Temps d’incertitude

Édito

Date de rédaction :
05 novembre 2011

   Il ne fait pas toujours bon, par ces temps de crise, d’afficher des certitudes solides comme le roc, éternellement protégées de l’usure habituelle des mots et des idées. Aujourd’hui, par exemple, certains pourraient se targuer d’avoir découvert, avec les biomarqueurs et l’imagerie cérébrale, le double sésame qui nous ouvrirait enfin un chemin d’espoir face à la maladie d’Alzheimer. S’il est vrai que ces deux avancées constituent un réel progrès dans la compréhension de la pathologie, beaucoup de scientifiques nous invitent aujourd’hui à remettre au goût du jour le bon vieux principe cartésien du doute systématique.

   Une étude allemande, menée auprès de cinq cents patients vus en centre mémoire, observe, par exemple, dans 9% des cas, une discordance avérée entre le résultat de l’IRM et le diagnostic porté à partir du syndrome clinique (Fortschritte der Neurologie-Psychiatrie, novembre 2011).
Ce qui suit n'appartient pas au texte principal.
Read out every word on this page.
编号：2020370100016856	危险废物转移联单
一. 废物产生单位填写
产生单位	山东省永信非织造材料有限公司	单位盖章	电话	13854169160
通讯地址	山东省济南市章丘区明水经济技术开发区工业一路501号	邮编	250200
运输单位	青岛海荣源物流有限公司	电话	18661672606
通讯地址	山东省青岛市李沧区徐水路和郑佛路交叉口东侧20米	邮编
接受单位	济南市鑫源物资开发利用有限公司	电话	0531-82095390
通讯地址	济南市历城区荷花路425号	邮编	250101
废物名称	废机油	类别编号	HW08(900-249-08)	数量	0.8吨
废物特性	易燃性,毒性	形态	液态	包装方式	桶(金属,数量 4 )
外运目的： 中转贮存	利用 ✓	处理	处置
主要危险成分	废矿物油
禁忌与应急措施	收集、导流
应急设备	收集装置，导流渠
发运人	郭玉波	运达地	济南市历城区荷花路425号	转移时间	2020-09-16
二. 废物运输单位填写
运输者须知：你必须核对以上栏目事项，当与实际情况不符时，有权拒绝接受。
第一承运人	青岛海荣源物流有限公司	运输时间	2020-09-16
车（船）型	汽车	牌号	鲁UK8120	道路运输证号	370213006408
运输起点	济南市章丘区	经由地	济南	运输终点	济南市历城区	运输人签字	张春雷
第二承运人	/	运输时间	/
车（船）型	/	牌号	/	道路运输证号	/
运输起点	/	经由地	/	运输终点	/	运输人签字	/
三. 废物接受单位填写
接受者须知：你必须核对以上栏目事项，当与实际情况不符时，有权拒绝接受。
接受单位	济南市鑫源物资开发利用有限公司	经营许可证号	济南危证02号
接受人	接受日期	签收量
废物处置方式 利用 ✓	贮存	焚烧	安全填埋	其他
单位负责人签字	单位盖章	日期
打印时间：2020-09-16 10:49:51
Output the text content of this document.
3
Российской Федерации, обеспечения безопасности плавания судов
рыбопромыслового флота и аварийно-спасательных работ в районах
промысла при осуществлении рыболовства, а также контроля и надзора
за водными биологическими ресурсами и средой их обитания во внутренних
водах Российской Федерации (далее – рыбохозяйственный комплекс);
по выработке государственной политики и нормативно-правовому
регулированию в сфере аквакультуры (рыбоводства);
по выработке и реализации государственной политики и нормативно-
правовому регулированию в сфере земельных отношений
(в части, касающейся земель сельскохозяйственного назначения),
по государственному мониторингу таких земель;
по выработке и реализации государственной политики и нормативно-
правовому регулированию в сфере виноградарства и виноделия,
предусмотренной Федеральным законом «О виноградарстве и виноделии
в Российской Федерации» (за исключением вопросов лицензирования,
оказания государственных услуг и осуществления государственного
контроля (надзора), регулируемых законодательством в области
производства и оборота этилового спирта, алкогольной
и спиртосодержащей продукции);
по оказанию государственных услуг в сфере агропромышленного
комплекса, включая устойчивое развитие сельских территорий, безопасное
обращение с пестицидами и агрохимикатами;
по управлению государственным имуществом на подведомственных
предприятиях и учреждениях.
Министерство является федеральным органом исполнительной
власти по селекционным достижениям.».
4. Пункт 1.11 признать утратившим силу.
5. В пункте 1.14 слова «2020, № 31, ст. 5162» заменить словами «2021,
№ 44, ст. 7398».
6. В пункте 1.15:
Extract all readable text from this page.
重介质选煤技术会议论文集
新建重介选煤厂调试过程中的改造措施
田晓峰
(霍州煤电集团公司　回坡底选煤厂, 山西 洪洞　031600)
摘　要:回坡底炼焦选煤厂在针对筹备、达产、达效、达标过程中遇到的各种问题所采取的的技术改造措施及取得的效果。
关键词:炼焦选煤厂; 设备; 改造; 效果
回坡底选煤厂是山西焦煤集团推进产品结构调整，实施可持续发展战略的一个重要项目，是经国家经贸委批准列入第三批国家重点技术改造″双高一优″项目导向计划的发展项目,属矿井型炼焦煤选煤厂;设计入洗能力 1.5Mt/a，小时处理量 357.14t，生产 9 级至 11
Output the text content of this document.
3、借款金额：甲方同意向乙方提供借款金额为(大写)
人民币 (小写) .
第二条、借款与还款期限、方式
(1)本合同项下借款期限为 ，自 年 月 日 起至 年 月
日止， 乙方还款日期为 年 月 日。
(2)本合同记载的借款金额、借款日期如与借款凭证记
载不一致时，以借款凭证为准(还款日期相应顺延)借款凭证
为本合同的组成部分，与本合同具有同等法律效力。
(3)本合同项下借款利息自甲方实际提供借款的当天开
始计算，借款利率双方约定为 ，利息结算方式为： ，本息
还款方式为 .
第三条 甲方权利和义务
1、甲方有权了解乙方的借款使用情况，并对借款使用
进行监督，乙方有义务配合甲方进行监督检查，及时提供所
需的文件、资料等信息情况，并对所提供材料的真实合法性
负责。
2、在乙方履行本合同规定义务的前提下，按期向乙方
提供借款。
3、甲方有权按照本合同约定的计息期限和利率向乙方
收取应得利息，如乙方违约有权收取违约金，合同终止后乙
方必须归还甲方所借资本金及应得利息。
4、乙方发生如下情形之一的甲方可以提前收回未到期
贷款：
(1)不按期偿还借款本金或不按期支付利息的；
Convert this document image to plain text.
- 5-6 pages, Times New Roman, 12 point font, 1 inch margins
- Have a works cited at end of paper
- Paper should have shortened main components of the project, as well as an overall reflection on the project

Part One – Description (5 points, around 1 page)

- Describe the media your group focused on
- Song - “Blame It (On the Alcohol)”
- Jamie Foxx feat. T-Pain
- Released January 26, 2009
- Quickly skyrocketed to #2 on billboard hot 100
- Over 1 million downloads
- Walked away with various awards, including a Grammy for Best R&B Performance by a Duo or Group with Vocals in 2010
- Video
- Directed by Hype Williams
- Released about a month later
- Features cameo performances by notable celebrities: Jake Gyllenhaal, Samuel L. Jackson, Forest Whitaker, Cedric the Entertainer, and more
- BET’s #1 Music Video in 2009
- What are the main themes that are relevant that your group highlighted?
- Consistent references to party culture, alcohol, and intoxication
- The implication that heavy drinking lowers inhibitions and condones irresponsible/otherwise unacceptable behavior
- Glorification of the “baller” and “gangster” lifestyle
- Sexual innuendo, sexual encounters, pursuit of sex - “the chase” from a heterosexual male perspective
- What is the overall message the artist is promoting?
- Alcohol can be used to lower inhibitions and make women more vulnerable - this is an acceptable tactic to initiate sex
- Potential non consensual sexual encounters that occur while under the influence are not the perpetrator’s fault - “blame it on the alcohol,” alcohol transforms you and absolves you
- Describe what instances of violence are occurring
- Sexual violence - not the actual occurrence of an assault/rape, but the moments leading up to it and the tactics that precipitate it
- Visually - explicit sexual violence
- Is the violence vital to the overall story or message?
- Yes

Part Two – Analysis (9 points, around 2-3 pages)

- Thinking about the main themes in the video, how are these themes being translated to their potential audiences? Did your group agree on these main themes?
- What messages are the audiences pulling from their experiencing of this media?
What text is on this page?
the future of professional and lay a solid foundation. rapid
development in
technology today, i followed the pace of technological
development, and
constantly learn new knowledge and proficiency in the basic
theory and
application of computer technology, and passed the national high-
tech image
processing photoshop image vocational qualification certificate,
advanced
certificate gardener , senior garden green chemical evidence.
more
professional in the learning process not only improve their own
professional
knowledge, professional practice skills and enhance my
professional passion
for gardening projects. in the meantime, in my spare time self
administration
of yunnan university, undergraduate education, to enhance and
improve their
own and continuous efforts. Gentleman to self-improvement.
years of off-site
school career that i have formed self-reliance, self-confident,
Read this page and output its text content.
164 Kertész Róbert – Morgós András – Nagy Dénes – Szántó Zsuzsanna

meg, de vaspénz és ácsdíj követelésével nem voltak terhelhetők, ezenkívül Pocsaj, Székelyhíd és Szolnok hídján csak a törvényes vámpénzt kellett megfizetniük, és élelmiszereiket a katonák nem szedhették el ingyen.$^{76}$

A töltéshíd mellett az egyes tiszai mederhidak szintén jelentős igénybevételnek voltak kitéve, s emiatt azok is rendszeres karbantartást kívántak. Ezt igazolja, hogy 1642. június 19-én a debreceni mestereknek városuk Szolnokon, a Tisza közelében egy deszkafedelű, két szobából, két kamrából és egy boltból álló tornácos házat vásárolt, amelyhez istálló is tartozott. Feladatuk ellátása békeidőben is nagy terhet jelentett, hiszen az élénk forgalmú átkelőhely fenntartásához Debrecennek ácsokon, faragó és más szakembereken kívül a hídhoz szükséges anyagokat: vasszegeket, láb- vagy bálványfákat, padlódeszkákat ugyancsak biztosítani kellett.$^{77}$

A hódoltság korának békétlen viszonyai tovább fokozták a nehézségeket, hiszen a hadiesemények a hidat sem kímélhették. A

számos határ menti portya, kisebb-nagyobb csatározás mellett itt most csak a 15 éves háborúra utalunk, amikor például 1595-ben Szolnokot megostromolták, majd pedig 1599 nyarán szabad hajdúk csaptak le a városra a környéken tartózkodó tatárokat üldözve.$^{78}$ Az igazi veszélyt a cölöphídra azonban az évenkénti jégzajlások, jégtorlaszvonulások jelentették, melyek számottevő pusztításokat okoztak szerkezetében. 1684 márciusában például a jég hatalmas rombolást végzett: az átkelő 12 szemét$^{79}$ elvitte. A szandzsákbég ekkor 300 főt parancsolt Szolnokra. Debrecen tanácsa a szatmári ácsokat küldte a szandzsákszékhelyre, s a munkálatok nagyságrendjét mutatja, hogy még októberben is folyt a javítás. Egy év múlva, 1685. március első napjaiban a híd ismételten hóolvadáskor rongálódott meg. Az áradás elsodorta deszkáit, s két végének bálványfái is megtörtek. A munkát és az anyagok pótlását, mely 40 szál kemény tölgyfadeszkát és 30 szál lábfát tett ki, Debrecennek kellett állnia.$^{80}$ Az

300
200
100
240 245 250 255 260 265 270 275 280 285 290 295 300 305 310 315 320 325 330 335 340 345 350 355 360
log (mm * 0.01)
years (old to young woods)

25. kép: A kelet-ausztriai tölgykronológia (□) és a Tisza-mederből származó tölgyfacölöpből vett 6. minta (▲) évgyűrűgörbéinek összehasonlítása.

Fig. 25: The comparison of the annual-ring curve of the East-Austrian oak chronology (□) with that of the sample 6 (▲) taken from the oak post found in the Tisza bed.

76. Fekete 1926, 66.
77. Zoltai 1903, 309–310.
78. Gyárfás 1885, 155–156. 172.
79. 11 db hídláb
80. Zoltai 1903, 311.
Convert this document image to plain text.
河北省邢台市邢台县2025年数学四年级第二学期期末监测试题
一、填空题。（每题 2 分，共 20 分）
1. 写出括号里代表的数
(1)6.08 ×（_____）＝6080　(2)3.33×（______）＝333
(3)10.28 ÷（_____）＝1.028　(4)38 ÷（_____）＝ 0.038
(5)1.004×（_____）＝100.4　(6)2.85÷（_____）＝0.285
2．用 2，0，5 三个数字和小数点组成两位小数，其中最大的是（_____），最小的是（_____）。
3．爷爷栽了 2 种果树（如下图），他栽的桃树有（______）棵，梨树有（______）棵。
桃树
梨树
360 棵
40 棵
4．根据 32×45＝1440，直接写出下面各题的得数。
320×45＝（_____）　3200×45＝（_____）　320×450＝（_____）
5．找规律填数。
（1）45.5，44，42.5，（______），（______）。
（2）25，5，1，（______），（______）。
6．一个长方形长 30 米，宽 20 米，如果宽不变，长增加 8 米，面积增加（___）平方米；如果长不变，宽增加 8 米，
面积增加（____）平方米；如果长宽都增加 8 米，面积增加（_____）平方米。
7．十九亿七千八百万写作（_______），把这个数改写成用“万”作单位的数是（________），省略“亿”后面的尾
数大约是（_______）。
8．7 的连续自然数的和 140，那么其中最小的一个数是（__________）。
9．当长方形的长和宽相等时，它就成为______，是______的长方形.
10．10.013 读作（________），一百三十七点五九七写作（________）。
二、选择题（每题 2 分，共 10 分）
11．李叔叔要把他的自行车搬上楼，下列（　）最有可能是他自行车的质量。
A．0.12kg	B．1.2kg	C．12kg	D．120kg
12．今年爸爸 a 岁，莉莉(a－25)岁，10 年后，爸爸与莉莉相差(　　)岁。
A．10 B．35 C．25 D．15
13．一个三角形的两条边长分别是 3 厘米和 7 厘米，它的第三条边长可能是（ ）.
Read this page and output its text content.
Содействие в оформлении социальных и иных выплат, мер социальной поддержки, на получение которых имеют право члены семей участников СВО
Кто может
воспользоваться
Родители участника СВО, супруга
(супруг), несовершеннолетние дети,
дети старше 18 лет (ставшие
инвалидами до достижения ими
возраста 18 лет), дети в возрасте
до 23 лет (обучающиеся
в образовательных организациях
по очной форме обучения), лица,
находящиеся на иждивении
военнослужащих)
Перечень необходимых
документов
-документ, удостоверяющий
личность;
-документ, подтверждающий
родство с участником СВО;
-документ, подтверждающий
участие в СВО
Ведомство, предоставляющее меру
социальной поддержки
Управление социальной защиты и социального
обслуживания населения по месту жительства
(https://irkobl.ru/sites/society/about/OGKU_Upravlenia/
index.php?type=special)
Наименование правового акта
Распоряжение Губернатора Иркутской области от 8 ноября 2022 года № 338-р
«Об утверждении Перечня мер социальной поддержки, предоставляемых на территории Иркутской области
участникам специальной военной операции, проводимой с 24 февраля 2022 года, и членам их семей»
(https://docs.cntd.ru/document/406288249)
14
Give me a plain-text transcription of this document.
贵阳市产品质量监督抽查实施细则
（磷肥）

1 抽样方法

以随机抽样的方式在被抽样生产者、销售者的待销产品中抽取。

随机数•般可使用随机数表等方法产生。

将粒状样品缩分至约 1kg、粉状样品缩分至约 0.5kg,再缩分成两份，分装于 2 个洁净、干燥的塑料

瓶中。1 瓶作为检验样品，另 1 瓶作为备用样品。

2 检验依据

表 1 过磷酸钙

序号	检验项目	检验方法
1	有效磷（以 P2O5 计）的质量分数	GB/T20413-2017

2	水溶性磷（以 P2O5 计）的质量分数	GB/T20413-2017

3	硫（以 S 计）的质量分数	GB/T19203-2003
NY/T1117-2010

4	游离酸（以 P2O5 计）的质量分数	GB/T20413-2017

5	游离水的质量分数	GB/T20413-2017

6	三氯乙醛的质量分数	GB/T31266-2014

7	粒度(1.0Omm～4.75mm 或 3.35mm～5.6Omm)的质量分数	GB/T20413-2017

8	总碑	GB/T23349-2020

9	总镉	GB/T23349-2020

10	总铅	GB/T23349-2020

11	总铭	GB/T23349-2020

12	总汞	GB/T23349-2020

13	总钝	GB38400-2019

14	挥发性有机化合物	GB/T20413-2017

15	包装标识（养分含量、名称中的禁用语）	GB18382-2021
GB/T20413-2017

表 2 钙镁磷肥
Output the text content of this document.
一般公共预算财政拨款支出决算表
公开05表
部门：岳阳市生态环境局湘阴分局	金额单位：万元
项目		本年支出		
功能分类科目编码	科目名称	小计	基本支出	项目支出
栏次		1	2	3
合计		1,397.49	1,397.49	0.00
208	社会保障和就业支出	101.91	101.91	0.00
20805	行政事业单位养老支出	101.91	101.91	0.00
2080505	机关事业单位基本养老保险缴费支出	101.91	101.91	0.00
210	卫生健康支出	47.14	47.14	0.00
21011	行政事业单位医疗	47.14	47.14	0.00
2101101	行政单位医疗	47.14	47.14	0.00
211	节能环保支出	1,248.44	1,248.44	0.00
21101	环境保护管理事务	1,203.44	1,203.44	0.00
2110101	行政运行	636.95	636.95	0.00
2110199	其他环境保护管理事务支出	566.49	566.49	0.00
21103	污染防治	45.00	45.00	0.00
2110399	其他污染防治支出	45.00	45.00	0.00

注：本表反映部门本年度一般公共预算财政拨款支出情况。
Alors qui a raison : les cliniciens ? Ou les radiologues ?

   Une autre étude, également menée en centre mémoire, mais celle-là suédoise, montre que les biomarqueurs ne décèleraient pas les formes très précoces du déficit cognitif, ce qui induirait, selon ces chercheurs, que la maladie d’Alzheimer ne serait pas la cause sous-jacente de la démence dans ce groupe de patients (Dementia and Geriatric Cognitive Disorders, 3 novembre). Alors où chercher la cause ?

   Même si les méthodes de diagnostic étaient indubitables, faudrait-il pour autant annoncer, sans plus attendre, les résultats à la personne malade ? Une partie des cliniciens s’affirment résolument contre, en invoquant la stigmatisation, un sentiment de désespoir pouvant aller jusqu’à la tentation du suicide, une perte d’identité, et surtout… le risque d’une erreur de diagnostic (International Journal of Alzheimer’s Disease, 2010).

   Ainsi, plus que jamais, nous vivons aujourd’hui des temps d’incertitude.

   L’incertitude frappe d’abord les concepts eux-mêmes, c’est-à-dire les fondements sur lesquels repose notre compréhension de la maladie.

   « Le concept à l’œuvre dans ce nouveau monde gouverné par les biomarqueurs, écrit par exemple Jason Karlawish, professeur de médecine et d’éthique médicale à l’Université de Pennsylvanie (Etats Unis), est le risque. La maladie ne se décrit plus en termes de signes et symptômes, mais de mesures de risque d’événements futurs de santé. La maladie d’Alzheimer pré-clinique marquera l’arrivée d’un cerveau à risque de démence (…) La protéine amyloïde devient le « mauvais cholestérol » du cerveau (…). Les promesses de ce nouveau monde de diagnostic et de traitement avant l’incapacité sont évidentes : personne ne devra être atteint d’incapacité avant d’être traité. Au contraire, nous retarderons le délai de survenue de l’incapacité». Mais sommes-nous préparés « à vivre avec un « cerveau à risque » de déclin et à prendre quotidiennement un médicament pour réduire ce risque ? ». Sommes-nous prêts à nous engager « dans une discussion publique et honnête sur ce que signifie être à risque, afin que les personnes ayant des protéines amyloïdes dans le cerveau ne soient pas victimes de discrimination et de stigmatisation comme au début de l’épidémie du virus HIV » ? (www.alzheimersreadingroom.com, 15 novembre 2011).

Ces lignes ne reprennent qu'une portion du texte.